The other thought is that this is an attempt to satisfy the sort of pious but innumerate Education Minister who says "no child should achieve a mark that's below average".

MathsManiac

Indeed. And isn't it terrible that after all the investment made in special needs education, one in every twenty children is still below the fifth percentile!

punk_one82

Any chance someone can post an answer to this?

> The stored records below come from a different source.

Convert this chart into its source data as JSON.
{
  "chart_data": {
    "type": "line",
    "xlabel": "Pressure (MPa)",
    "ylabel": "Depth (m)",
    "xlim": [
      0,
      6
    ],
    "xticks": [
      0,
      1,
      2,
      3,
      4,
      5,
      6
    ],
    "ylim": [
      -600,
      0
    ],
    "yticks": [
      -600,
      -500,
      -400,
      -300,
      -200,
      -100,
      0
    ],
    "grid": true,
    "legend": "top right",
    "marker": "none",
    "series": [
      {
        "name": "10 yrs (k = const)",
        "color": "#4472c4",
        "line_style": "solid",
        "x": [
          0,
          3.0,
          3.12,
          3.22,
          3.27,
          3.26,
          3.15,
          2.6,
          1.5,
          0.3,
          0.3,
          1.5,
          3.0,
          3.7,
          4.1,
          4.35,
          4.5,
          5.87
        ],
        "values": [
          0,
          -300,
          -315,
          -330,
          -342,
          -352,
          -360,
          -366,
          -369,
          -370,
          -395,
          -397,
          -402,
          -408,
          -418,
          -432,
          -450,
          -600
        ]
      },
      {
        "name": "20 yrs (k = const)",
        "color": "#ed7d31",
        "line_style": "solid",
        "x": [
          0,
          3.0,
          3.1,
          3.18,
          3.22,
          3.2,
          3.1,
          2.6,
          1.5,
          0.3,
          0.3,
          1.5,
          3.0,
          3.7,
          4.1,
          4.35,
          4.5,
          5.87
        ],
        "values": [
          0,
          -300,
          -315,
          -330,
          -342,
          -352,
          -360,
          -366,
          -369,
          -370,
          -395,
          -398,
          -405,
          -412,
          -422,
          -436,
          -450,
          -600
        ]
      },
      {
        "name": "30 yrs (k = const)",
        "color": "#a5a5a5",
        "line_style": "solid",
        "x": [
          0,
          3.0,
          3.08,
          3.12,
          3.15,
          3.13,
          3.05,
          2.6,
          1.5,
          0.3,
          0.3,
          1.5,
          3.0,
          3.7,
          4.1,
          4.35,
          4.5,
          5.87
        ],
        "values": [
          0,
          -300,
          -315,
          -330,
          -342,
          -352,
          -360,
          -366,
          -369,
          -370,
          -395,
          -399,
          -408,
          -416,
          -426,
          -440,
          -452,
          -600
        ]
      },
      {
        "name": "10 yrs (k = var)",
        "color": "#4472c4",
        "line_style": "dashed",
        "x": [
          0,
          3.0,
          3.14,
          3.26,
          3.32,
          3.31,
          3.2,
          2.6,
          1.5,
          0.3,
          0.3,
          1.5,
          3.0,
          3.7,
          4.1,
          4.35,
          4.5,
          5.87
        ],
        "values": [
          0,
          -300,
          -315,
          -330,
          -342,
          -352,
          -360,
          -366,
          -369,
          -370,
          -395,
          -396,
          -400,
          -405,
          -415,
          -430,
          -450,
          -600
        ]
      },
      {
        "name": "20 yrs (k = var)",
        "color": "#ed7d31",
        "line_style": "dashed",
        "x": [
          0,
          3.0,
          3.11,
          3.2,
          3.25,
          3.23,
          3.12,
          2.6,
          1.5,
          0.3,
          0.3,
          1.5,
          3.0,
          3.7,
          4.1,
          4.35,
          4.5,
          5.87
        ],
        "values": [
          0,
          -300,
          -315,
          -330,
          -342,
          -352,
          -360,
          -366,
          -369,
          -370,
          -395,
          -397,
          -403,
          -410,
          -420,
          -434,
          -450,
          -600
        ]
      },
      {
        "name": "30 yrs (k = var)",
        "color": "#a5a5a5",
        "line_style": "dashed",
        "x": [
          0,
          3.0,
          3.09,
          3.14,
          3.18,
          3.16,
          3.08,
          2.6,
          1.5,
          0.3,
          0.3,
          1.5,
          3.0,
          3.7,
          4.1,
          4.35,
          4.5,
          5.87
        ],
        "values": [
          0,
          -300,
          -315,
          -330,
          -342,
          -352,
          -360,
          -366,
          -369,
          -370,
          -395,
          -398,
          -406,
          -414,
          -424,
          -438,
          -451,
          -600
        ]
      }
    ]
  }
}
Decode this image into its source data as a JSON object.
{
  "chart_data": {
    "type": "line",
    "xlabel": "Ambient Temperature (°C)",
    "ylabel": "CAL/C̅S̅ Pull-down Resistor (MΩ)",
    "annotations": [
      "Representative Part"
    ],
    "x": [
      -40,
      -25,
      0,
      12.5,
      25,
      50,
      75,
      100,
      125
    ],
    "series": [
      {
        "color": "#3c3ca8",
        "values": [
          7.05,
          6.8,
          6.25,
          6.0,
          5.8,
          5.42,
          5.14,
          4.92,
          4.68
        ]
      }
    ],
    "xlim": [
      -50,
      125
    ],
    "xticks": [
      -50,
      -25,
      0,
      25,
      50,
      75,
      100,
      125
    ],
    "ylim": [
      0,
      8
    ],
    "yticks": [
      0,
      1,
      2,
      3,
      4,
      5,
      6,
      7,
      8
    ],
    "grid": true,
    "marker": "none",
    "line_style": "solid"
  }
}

It's irritating me that I've nothing to compare my answer to.

MathsManiac

2/15.

Method 1: Using the technique I suggested earlier:
The total of the first column is 70, so the total of the second column is 30.
The total of the first row is 60, so the total of the second row is 40.
Of the 70 in the first column, 80% = 56 people are in the first cell.
The remaining three cells follow easily:

56 04 | 60
14 26 | 40

---

70 30 | 100

The question now becomes: given that you've picked someone in the second column, what is the probability that they are in the top cell? Ans: 4/30.

Method 2: Using technique and laballing of events as suggested by Fremen:
The question gives P(A) = 0.6
The question gives P(B') = 0.7
Therefore, P(A') = 1-P(A) = 0.4 and P(B) = 1-P(B') = 0.3
The question gives P(A|B') = 0.8
We want P(A|B).
Not quite sure whether Fremen intended to complete as follows, but here goes:
P(A|B)P(B) + P(A|B')P(B') = P(A)
So P(A|B)(0.3) + (0.8)(0.7) = 0.6
Solve to get P(A|B) = 2/15.

Howzat?

punk_one82

Thanks for that. Really needed something to compare mine to.

Fremen

Yep MM, I was thinking of using the law of total probability.